Approaches for Coping with Load¶
Vertical Scaling: Moving to a more powerful machine.
Horizontal Scaling: Distributing the load across multiple smaller machines.
Some systems are elastic, meaning that they can automatically add computing resources when they detect a load increase. Elastic systems are useful if load is unpredictable, but manual/periodic scaled systems are simpler and have fewer operational surprises.
While distributing stateless services across multiple machines is fairly straightforward, taking stateful data systems from a single node to a distributed set up can introduce additional complexity. Common wisdom (until recently) was to keep your database on a single node and vertically scale until cost dictated horizontal scaling.
Maintainability¶
Majority of the cost of software is not initial development, but in on going maintenance:
- Fixing bugs
- Keeping systems operational
- Investigating failures
- Adapting to new platforms
- Modifying it for new use cases
- Repaying technical debt
Operability: Make it easy for operations teams to keep the system running smoothly.
Simplicity: Make it easy for new engineers to understand the system, by removing as much complexity as possible from the system.
Evolvability: Make it easy for engineers to make changes to the system in the future, adapting it for unanticipated use cases are requirements change. (Also known as extensibility, modifiability or plasticity)
Operability: Making Life Easy for Operations¶
"Good operations can work around the limitations of bad software, but good software cannot run reliably with bad operations"
Operation teams are responsible for the following:
- Monitoring the health of the system and quickly restoring services.
- Tracking down the cause of the problems.
- Keeping software and platforms up to date, including security patches.
- Keeping tabs on how different systems affect each other.
- Anticipating future problems and applying fixes before they occur.
- Establishing good practices are tools for deployment and configuration management.
- Performing complex maintenance tasks such as moving an application from one platform to another.
- Maintaining the security of the system.
- Defining processes that make operations predictable and help keep the production environment stable.
- Preserving the organisations knowledge about the system, even as individuals come and go.
Good operability means making routine tasks easy - allowing the operations team to focus their efforts on high-value activities. Data systems can do various things to make routine tasks easy:
- Providing visibility into the runtime behaviour and internals of the system.
- Providing good support for automation and integration with standard tools.
- Avoiding dependency on individual machines.
- Providing good documentation and easy to understand operational model.
- Providing good default behaviour.
- Self-healing where appropriate.
- Exhibiting predictable behaviour, minimising surprises.

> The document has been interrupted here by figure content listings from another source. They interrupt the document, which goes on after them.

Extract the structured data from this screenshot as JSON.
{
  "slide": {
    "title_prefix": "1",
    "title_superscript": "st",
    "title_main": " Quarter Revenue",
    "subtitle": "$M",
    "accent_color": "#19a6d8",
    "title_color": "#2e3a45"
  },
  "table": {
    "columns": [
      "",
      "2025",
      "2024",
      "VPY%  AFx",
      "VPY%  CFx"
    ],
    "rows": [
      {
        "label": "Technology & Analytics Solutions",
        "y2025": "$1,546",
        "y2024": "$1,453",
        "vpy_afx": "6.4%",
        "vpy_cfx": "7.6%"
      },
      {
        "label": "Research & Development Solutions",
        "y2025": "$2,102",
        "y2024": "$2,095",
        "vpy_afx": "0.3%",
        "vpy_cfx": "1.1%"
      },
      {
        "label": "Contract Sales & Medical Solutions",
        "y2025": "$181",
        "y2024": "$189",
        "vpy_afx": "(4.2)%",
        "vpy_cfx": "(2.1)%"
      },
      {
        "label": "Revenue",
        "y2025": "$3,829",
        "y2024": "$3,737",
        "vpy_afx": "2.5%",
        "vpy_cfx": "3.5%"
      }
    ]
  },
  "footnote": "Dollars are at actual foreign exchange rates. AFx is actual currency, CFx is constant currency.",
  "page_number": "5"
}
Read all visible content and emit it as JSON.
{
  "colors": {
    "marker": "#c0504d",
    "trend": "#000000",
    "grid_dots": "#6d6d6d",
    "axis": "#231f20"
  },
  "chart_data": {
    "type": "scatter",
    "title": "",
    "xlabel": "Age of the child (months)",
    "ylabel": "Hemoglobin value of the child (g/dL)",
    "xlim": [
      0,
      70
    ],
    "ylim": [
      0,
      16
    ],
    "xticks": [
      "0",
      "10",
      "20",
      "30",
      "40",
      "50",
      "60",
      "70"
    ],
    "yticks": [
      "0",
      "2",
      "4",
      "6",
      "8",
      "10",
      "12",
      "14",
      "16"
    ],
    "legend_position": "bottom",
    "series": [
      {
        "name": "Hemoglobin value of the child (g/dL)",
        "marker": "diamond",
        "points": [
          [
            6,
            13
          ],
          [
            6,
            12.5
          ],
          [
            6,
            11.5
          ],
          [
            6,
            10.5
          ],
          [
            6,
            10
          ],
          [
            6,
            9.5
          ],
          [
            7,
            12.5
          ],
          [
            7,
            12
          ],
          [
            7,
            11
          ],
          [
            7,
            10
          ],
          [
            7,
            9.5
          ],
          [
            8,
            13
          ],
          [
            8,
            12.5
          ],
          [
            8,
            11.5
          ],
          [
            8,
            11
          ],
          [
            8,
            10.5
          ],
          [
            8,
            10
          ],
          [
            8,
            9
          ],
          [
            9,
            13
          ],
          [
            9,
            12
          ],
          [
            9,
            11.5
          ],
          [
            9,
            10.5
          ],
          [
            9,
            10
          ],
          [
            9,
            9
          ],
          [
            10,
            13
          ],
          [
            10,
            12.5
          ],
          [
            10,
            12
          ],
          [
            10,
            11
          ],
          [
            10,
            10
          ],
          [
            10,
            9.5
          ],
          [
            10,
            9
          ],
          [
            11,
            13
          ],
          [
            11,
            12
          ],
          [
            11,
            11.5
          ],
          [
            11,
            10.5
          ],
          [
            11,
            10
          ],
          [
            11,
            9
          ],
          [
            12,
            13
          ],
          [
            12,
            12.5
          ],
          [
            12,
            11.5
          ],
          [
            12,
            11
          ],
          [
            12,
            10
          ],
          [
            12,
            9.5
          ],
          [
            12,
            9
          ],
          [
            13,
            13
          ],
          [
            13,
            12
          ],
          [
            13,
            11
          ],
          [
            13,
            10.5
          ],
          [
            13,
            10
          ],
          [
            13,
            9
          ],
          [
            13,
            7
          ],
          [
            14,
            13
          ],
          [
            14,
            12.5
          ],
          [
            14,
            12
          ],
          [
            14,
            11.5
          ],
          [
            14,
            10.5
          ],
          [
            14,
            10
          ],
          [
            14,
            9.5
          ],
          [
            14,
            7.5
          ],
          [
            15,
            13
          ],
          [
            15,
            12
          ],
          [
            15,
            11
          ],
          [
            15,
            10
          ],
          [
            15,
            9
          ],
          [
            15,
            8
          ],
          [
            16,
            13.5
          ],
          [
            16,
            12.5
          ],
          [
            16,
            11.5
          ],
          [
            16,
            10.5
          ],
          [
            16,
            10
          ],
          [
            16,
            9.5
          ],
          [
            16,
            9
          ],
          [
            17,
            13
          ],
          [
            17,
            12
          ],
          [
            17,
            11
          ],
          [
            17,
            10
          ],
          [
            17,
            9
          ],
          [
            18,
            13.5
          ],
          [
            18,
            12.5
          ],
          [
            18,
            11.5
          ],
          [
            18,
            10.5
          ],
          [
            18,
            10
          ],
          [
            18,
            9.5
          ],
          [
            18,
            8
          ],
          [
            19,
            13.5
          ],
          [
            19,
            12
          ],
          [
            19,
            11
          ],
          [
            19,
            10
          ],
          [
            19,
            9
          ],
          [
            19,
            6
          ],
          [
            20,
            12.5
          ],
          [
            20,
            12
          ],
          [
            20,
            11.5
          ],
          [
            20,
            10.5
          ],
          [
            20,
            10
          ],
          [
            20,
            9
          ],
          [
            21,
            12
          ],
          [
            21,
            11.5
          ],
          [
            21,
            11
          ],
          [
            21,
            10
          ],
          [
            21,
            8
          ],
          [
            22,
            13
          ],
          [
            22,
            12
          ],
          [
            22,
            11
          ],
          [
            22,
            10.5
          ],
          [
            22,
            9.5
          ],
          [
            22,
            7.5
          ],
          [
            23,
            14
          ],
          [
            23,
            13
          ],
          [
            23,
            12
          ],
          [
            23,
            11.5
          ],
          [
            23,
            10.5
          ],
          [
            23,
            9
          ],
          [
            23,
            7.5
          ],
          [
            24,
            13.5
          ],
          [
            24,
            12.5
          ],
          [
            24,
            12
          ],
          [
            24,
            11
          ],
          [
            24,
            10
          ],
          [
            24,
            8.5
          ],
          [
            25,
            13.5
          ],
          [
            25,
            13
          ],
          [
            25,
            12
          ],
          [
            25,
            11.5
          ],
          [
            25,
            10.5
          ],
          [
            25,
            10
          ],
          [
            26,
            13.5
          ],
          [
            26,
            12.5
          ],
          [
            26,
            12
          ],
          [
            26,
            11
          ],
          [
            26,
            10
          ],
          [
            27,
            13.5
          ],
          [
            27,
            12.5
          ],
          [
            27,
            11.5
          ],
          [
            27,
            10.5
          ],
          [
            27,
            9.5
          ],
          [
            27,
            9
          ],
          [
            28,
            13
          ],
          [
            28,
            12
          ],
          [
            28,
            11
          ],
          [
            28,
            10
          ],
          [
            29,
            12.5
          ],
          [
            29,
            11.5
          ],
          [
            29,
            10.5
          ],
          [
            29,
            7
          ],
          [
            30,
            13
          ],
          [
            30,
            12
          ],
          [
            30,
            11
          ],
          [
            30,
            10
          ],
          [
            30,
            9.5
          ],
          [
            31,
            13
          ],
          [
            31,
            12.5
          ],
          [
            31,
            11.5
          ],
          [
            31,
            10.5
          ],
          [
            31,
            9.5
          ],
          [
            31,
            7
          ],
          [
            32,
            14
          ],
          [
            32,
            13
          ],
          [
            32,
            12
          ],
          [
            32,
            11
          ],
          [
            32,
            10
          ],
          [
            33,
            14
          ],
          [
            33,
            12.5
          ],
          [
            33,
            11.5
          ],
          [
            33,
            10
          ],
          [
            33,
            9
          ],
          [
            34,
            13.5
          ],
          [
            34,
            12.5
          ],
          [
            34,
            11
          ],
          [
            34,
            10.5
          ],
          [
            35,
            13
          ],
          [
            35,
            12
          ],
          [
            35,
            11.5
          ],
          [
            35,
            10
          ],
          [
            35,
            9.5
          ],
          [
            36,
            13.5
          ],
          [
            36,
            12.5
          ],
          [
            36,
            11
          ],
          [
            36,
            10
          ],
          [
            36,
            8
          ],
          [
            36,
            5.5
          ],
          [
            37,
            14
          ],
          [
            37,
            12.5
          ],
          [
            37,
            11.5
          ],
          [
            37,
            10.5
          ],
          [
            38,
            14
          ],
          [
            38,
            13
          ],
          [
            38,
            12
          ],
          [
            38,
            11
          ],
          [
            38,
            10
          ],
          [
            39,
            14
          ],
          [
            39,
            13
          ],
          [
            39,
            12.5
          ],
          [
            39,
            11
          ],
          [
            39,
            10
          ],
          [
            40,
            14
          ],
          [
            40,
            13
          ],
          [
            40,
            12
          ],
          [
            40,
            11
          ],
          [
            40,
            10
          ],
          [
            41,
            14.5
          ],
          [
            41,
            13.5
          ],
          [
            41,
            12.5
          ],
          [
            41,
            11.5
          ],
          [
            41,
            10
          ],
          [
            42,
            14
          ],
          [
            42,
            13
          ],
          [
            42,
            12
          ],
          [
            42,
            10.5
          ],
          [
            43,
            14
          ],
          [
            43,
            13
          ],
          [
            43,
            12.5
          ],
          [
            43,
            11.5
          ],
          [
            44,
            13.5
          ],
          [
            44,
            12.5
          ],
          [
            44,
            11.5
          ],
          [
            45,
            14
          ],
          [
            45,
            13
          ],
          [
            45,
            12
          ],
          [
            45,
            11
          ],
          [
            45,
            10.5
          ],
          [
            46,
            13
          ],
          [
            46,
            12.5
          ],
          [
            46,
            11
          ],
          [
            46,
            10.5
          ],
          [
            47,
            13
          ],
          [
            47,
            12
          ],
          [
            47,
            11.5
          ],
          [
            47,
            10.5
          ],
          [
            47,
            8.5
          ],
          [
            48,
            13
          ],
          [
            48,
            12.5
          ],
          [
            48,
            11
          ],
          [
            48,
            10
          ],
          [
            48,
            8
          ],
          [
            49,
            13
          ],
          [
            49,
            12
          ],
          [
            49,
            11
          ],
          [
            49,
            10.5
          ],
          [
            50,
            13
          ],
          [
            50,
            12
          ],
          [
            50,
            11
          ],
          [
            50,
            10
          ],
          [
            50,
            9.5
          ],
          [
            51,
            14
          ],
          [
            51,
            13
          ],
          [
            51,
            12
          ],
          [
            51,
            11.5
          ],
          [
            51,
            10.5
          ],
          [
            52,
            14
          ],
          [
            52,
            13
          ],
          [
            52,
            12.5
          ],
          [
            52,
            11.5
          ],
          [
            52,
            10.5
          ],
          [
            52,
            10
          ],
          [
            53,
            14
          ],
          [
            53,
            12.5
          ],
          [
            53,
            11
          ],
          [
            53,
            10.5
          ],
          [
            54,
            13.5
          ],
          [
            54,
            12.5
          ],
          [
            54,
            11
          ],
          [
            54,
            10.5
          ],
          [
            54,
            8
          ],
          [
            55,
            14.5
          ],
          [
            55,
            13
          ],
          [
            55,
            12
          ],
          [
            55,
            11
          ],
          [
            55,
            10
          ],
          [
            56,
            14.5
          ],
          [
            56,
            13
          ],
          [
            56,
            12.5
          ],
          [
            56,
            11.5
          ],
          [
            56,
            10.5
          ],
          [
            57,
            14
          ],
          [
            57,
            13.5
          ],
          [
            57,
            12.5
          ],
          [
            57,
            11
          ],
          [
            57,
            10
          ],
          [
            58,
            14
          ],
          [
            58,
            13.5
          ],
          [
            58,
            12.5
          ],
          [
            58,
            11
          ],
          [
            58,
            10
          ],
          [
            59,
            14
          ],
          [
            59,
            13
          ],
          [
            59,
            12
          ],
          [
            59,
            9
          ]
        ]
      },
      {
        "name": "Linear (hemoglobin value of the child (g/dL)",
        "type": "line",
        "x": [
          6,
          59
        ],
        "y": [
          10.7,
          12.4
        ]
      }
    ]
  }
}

Simplicity: Managing Complexity¶
In complex software, there is a greater risk of introducing bugs when making a change: when the system is harder for developers to understand and reason about, hidden assumptions, unintended consequences, and unexpected interactions are more easily overlooked.
Complexity can be accidental. This is defined if it is not inherent in the problem the software is trying to solve, but only arises from implementation. One of the best tools for removing accidental complexity is abstraction.
Evolvability: Making Change Easy¶
The ease with which you can modify a data system, and adapt it to changing requirements, is closely linked to its simplicity and its abstractions: simple and easy-to-understand systems are usually easier to modify than complex ones.
Evolvability can be thought of the agility on a data system level.